Het RIVM zal vooraf adviseren over de opzet en uitvoering van het meetprogramma en achteraf een bijdrage leveren aan de eindrapportage. Daarnaast ben ik in overleg met het RIVM om te bezien of een apart gezondheidsonderzoek voor platformmedewerkers kan worden opgezet.
Er zijn momenteel geen wettelijke normen voor blootstelling aan ultrafijn stof.
Het onderzoekprogramma dat momenteel door het RIVM wordt uitgevoerd, richt zich op de gezondheidseffecten van blootstelling aan ultrafijn stof in de leefomgeving. Uit het programma zal blijken of, en zo ja, welke gezondheidseffecten kunnen optreden. Verder is aan de Gezondheidsraad advies gevraagd over deze materie. Zolang het RIVM en de Gezondheidsraad nog niet hebben gerapporteerd, kan ik geen uitspraak doen over de risico’s voor de gezondheid.
Vanuit arboperspectief kan de «Handreiking veilig werken met nanomaterialen en -producten»2 worden gebruikt, die is opgesteld door de sociale partners. In deze handreiking wordt geadviseerd om de blootstelling aan ultrafijn stof uit verbrandingsprocessen onder de zogenoemde Nanoreferentiewaarden te brengen, voor zover redelijkerwijs technisch en economisch mogelijk. Hierbij dient het arbeidshygiënische STOP-principe3 (Substitutie, Technische maatregelen, Organisatorische maatregelen, Persoonlijke beschermingsmiddelen) te worden gevolgd. In de Handreiking wordt aangegeven dat in veel sectoren reductie van emissie en blootstelling van proces-gegenereerde ultrafijnstofdeeltjes mogelijk is door eenvoudige maatregelen. Aan Schiphol is gevraagd om dit te betrekken bij de uitvoering van het Actieplan ultrafijn stof.
Zoals ik in mijn antwoorden op de eerdere vragen over dit onderwerp heb aangegeven, zal Schiphol onder andere interne en externe vertegenwoordigers van werknemers en werknemersorganisaties betrekken bij het opzetten van een meetprogramma.
Voor wat betreft een eventueel onderzoek naar gezondheidsrisico’s verwijs ik naar het antwoord op vraag 3.
Ik ben hierover in gesprek met het RIVM. Zie het antwoord op vraag 3.
In het eerdergenoemde actieplan beschrijft Schiphol onder meer welke maatregelen op de luchthaven al zijn genomen en welke maatregelen nog worden genomen of overwogen.
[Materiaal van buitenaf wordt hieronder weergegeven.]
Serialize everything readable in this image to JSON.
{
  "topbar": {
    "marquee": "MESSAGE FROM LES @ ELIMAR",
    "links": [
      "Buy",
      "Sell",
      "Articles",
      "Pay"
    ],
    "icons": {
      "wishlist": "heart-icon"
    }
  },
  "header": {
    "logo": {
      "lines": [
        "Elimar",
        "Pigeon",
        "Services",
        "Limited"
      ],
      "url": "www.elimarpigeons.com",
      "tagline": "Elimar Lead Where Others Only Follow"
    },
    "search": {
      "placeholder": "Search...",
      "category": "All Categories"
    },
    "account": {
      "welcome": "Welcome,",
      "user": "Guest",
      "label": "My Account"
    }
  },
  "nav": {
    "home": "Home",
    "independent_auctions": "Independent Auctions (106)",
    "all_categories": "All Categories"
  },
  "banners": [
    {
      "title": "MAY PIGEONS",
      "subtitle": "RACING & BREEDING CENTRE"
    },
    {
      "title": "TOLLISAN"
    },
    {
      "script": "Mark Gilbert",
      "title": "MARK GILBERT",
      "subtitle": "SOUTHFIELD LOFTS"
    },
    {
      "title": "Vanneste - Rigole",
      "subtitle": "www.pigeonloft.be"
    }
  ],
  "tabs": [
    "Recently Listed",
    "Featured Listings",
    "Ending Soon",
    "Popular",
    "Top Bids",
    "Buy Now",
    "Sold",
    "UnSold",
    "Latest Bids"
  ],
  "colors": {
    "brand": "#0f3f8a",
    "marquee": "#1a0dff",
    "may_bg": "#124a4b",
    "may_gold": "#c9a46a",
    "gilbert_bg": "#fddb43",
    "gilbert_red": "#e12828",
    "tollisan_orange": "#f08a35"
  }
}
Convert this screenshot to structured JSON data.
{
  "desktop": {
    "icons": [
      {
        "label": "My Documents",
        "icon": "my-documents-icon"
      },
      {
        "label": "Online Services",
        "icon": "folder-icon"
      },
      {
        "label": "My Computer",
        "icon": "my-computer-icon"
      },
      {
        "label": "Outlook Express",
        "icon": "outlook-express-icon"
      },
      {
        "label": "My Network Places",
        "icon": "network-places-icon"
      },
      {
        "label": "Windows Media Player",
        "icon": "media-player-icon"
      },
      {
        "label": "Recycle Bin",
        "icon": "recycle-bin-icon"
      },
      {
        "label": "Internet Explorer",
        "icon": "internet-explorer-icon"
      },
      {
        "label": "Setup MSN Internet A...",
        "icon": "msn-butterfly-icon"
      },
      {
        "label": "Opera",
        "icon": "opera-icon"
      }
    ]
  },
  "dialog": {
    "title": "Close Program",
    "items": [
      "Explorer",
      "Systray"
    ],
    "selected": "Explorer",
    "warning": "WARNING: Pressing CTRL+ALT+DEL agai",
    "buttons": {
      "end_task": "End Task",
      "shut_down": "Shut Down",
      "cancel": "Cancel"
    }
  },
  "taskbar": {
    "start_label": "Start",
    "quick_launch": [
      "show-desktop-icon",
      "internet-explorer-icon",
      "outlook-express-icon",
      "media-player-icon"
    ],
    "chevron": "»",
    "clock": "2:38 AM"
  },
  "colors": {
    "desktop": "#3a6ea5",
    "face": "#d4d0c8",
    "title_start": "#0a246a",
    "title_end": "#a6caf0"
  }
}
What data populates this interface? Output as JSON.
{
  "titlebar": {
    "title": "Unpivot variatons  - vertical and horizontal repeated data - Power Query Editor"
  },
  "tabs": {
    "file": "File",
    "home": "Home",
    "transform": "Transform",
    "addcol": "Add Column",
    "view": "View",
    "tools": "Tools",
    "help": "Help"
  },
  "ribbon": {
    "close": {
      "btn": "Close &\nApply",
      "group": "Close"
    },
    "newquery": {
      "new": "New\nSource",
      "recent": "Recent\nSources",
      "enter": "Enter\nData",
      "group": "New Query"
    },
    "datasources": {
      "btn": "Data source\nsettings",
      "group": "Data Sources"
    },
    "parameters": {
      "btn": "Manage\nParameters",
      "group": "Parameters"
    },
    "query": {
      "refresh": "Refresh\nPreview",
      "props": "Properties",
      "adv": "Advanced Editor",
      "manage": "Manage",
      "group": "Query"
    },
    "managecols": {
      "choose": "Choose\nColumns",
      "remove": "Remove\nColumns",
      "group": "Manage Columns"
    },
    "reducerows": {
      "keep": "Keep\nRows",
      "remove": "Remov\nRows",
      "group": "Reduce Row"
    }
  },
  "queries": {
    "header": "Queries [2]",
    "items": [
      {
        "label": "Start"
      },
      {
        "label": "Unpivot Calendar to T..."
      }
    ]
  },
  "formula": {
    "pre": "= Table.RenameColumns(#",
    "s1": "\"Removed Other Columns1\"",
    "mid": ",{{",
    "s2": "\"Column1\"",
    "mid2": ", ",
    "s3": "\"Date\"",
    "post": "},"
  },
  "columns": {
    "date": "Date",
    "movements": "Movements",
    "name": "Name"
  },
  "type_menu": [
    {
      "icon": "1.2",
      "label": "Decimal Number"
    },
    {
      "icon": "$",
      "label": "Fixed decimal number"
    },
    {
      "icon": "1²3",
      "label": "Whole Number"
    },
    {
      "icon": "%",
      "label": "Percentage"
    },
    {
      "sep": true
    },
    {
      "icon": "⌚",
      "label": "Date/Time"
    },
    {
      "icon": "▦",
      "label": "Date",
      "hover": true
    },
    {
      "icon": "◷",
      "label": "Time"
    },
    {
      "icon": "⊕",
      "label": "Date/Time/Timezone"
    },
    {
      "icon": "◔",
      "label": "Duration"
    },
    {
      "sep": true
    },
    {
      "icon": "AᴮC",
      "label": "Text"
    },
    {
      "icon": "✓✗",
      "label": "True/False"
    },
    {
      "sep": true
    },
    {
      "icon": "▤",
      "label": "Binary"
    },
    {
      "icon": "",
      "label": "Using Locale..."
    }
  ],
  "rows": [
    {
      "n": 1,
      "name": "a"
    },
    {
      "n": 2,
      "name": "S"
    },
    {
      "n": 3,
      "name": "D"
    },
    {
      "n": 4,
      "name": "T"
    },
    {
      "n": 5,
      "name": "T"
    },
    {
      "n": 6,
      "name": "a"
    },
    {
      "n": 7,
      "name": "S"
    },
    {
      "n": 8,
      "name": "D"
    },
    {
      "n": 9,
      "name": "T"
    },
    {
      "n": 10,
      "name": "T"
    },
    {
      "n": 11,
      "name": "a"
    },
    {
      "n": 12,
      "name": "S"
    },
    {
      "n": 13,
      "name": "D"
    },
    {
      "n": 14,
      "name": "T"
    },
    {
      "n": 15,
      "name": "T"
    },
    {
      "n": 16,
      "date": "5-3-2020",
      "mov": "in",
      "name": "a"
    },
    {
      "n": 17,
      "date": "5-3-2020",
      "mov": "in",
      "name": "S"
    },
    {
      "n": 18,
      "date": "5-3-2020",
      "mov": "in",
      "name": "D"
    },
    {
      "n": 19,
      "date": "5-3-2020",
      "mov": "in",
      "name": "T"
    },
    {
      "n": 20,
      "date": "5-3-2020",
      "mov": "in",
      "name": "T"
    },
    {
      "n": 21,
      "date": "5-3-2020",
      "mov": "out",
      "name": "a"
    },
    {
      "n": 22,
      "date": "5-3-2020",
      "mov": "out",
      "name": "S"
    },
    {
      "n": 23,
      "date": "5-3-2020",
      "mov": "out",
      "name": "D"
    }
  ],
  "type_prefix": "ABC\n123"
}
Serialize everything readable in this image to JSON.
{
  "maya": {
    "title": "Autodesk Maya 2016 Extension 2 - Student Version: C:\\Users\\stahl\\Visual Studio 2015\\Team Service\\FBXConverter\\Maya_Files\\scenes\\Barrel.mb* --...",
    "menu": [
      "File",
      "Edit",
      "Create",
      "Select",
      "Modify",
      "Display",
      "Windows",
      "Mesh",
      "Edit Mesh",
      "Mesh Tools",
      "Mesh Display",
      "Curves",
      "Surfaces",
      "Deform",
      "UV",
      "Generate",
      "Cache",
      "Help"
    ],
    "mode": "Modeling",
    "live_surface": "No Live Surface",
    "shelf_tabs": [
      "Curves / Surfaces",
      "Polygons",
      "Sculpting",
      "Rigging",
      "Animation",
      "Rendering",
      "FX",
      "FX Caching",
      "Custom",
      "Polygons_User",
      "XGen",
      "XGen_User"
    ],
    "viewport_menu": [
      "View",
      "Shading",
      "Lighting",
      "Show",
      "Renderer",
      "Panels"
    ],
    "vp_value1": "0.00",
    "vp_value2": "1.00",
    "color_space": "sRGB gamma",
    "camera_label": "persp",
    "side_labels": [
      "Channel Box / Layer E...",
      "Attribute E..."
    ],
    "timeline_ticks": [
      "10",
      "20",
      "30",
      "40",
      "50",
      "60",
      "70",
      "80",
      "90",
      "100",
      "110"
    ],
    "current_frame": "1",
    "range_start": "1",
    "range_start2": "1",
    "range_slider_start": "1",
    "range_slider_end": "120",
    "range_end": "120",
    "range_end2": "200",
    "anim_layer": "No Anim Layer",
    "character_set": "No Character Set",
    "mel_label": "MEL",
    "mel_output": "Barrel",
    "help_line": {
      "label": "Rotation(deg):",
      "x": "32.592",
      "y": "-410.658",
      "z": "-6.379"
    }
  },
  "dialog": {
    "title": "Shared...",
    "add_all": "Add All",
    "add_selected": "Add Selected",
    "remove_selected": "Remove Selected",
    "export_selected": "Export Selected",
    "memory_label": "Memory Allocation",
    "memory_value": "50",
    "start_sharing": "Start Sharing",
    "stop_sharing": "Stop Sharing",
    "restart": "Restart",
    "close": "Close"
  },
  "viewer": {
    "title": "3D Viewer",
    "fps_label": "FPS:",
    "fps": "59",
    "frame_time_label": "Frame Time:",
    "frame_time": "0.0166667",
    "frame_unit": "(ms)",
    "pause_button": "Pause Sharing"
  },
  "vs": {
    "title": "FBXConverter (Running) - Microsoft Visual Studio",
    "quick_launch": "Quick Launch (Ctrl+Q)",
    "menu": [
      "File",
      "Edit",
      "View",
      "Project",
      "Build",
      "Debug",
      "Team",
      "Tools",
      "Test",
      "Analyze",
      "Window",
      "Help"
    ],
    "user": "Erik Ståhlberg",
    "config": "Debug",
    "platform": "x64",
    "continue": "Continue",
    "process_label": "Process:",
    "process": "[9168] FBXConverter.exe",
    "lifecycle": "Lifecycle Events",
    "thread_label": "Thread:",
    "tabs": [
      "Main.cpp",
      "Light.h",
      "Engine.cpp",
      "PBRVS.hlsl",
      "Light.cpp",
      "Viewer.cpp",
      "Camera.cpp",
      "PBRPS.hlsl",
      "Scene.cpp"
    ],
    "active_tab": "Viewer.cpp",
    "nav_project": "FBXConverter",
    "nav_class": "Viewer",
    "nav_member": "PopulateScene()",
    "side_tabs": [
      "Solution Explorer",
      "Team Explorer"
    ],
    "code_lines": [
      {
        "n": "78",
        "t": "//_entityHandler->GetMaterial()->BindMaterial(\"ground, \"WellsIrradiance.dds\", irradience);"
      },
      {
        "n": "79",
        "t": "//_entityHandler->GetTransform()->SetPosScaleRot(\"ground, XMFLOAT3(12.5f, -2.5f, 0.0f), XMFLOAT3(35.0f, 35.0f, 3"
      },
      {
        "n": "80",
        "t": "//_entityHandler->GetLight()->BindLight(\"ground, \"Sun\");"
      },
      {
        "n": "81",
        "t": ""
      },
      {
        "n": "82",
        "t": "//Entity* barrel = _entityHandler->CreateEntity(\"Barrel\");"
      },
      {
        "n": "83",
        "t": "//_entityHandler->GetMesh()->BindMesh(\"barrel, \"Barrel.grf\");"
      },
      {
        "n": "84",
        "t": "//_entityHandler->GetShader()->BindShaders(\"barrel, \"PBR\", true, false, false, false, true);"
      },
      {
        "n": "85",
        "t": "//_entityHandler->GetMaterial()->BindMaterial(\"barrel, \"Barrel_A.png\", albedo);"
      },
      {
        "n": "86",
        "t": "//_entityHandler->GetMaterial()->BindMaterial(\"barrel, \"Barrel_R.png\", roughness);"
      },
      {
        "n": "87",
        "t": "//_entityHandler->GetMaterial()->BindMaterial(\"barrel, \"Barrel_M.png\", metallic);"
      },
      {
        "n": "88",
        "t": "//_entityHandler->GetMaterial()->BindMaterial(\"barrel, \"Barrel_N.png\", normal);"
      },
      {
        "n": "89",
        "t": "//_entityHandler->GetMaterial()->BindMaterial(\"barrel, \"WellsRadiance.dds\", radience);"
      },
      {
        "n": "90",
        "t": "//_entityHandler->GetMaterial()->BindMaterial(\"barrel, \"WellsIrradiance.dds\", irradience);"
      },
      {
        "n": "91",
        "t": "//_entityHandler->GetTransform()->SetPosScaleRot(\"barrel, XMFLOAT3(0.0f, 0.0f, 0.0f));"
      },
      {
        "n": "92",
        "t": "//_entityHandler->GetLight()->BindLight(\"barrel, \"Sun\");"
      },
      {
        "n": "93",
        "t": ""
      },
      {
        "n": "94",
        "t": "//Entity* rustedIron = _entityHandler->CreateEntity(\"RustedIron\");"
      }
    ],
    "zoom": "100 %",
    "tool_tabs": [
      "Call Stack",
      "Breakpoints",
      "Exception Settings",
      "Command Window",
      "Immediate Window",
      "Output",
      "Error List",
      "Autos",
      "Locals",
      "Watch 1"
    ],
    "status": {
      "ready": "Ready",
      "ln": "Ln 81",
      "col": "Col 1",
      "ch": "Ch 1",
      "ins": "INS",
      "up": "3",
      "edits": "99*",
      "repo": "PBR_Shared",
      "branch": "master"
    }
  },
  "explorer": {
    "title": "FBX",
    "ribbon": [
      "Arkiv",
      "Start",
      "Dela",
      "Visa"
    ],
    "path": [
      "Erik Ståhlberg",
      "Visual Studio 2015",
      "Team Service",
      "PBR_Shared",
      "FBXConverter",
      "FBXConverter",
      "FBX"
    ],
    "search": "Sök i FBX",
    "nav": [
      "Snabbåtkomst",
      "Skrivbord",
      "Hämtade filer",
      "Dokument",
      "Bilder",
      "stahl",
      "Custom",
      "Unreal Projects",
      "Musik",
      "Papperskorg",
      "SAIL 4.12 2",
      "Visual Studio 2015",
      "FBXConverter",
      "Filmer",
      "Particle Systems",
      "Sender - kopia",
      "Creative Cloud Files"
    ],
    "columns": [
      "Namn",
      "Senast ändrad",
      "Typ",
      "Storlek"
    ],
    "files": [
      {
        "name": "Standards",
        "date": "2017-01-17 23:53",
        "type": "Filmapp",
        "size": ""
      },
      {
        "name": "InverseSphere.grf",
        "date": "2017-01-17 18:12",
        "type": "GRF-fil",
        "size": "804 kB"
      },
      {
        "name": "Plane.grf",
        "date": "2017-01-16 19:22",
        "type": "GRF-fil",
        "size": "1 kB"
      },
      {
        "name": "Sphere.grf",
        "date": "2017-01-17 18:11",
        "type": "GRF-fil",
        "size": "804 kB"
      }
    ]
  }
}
Zie ook het antwoord op vraag 6.
Op 14 februari 2020 heeft het lid Laçin (SP) vragen gesteld over antwoorden op eerdere schriftelijke vragen over het bericht dat platformmedewerkers op Schiphol geen longonderzoek krijgen (2020Z02997). Voor het beantwoorden van de vragen is overleg en afstemming nodig met het RIVM en met het Ministerie van Sociale Zaken en Werkgelegenheid. Daardoor is het helaas niet mogelijk om de vragen binnen de gestelde termijn te beantwoorden. Ik zal u zo spoedig mogelijk de antwoorden op de Kamervragen doen toekomen.